Título: Carro popular perde a preferência
Autor: Silva, Cleide
Fonte: O Estado de São Paulo, 10/06/2007, Economia, p. B9

O carro popular perde espaço na garagem do brasileiro. Com crédito barato e prazos longos de financiamento, o consumidor está migrando para modelos mais sofisticados, diluindo o pagamento em maior número de parcelas. Entre 2000 e 2003, versões mais baratas, com motor 1.0, representavam cerca de 60% das vendas de automóveis no País. Hoje, a fatia caiu para 46%. Já os carros compactos com motores mais potentes e sedãs pequenos ampliaram a participação de 7% para 26%.

'O consumidor está melhorando o carro porque há maior capacidade de financiamento', confirma o presidente da Federação Nacional da Distribuição de Veículos Automotores (Fenabrave), Sérgio Reze. Além disso, diz ele, há um fator psicológico de maior segurança na economia do País que induz às compras de longo prazo. O mercado oferece financiamentos em até seis anos.

Até o ano passado, 66% das vendas do modelo Classic da General Motors eram de versões básicas, que custam cerca de R$ 26 mil. O mais equipado, com ar-condicionado, direção hidráulica e trio elétrico - R$ 7,5 mil mais caro -, ficava com 34% da fatia. Hoje, a posição se inverteu, com 40% da preferência para o básico e 60% para o mais sofisticado, informa a GM.

A Fiat constatou uma alta significativa na venda de modelos Palio com kits de ar-condicionado e direção hidráulica, que encarecem o carro em média em R$ 2,5 mil.

A vendedora Andréia Pereira de Paula, da concessionária GM Viamar, conta que na semana passada vendeu um Corsa com ar-condicionado, trio elétrico e CD Player em 36 parcelas de R$ 675, fora a entrada. Sem os equipamentos, o carro era oferecido em 24 vezes de R$ 654. 'A cliente procurava seu primeiro carro e preferiu esticar o prazo em um ano, pagar um pouco mais e sair com um carro completo.'

No ramo há 11 anos, Andréia também contabiliza benefícios próprios. Como ganha comissão por modelo vendido, quanto mais alto o valor, melhor é o seu rendimento.

Os chamados carros populares ainda são os mais vendidos no País, mas já não acompanham o crescimento do mercado. De janeiro a maio, as vendas totais de veículos aumentaram 24%. Os negócios com populares cresceram 22%, para 390 mil unidades, contabiliza o departamento técnico da Citroen do Brasil, que acompanha mensalmente o desempenho de cada segmento da indústria.

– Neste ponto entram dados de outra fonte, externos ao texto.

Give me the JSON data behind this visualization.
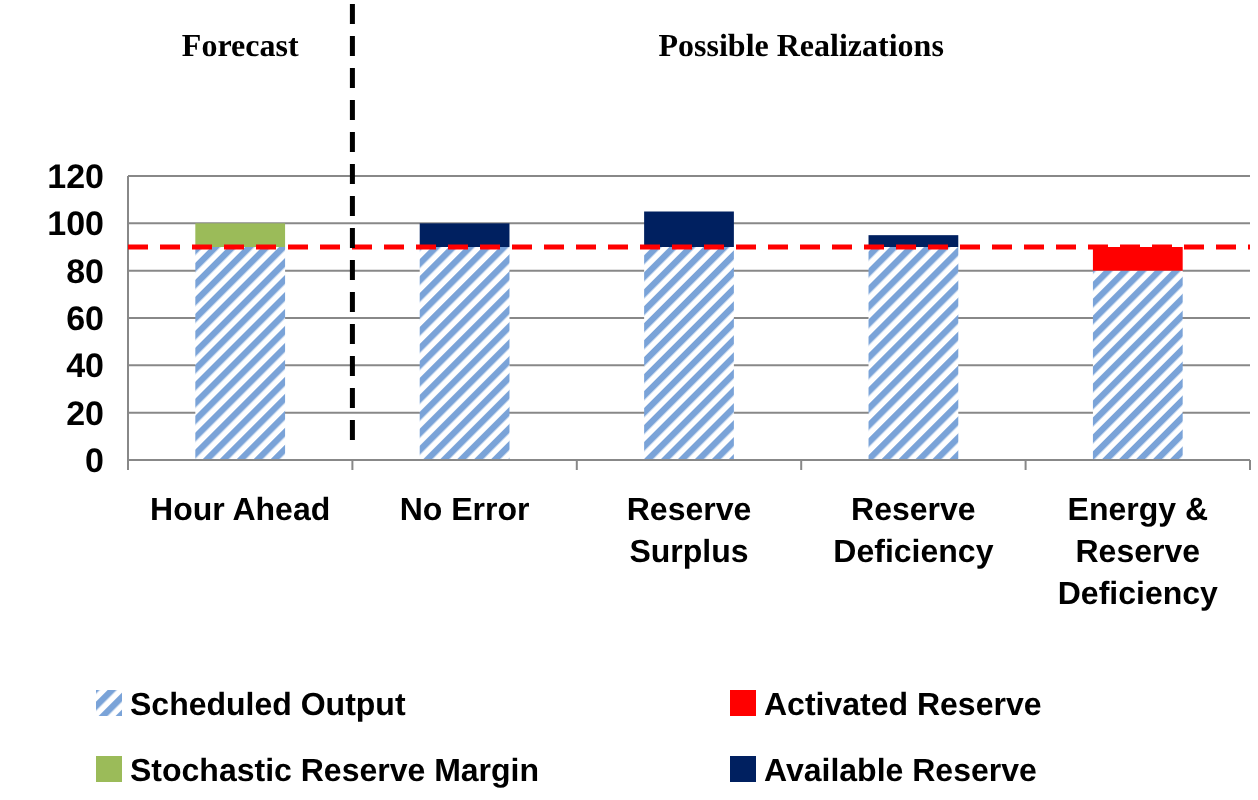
{
  "chart_data": {
    "type": "bar",
    "stacked": true,
    "categories": [
      "Hour Ahead",
      "No Error",
      "Reserve Surplus",
      "Reserve Deficiency",
      "Energy & Reserve Deficiency"
    ],
    "series": [
      {
        "name": "Scheduled Output",
        "color": "#7aa3d8",
        "values": [
          90,
          90,
          90,
          90,
          80
        ]
      },
      {
        "name": "Stochastic Reserve Margin",
        "color": "#9bbb59",
        "values": [
          10,
          null,
          null,
          null,
          null
        ]
      },
      {
        "name": "Activated Reserve",
        "color": "#ff0000",
        "values": [
          null,
          null,
          null,
          null,
          10
        ]
      },
      {
        "name": "Available Reserve",
        "color": "#002060",
        "values": [
          null,
          10,
          15,
          5,
          null
        ]
      }
    ],
    "ylim": [
      0,
      120
    ],
    "yticks": [
      0,
      20,
      40,
      60,
      80,
      100,
      120
    ],
    "grid": "y",
    "legend": "bottom",
    "ref_lines": [
      {
        "axis": "y",
        "value": 90,
        "color": "#ff0000",
        "line_style": "dashed"
      }
    ],
    "annotations": [
      "Forecast",
      "Possible Realizations"
    ]
  }
}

Modelos pequenos, mas não populares, como Siena, Corsa, Prisma e Polo, com preços entre R$ 30 mil e R$ 40 mil, dobraram as vendas e somam 60,8 mil unidades. Sedãs médios como Corolla, Civic e Vectra, na faixa de R$ 60 mil, venderam 63,6 mil unidades, 33,8% a mais na comparação com os primeiros cinco meses de 2006. Mesmo os utilitários esportivos, vendidos acima de R$ 100 mil, tiveram aumento de 67% nos negócios, para 19,3 mil unidades.

EFEITO CASCATA

Para o presidente da Citroen, Sérgio Habib, há um efeito cascata. 'Quem comprava carro usado está comprando um popular e quem comprava o popular compra agora um modelo na faixa de R$ 40 mil. E quem comprava o carro de R$ 40 mil hoje compra um de R$ 60 mil.'

O efeito não é exclusivo do mercado de veículos. Ocorre também no setor de imóveis, eletroeletrônicos e higiene pessoal, diz o consultor Marcelo Cioffi, da PricewaterhouseCoopers. No caso dos automóveis, ainda há uma demanda reprimida muito grande no País.

No segmento de motocicletas, também é verificada uma migração. Modelos de 150 cc ocuparam boa parte da faixa das motos de 125 cc e são os mais vendidos hoje. 'Há uma perspectiva de substituição, principalmente por conta dos prazos de pagamento mais longos e dos juros menores', diz Marcos Fermanian, diretor de Vendas da Honda.

As montadoras projetam para o ano um mercado de 2,2 milhões de veículos, o melhor resultado da história e 14,5% maior que o de 2006. O recorde atual é de 1997, com vendas de 1,9 milhão de veículos. Naquele ano, segundo a Associação Nacional dos Fabricantes de Veículos Automotores (Anfavea), 64% dos carros vendidos no País eram populares.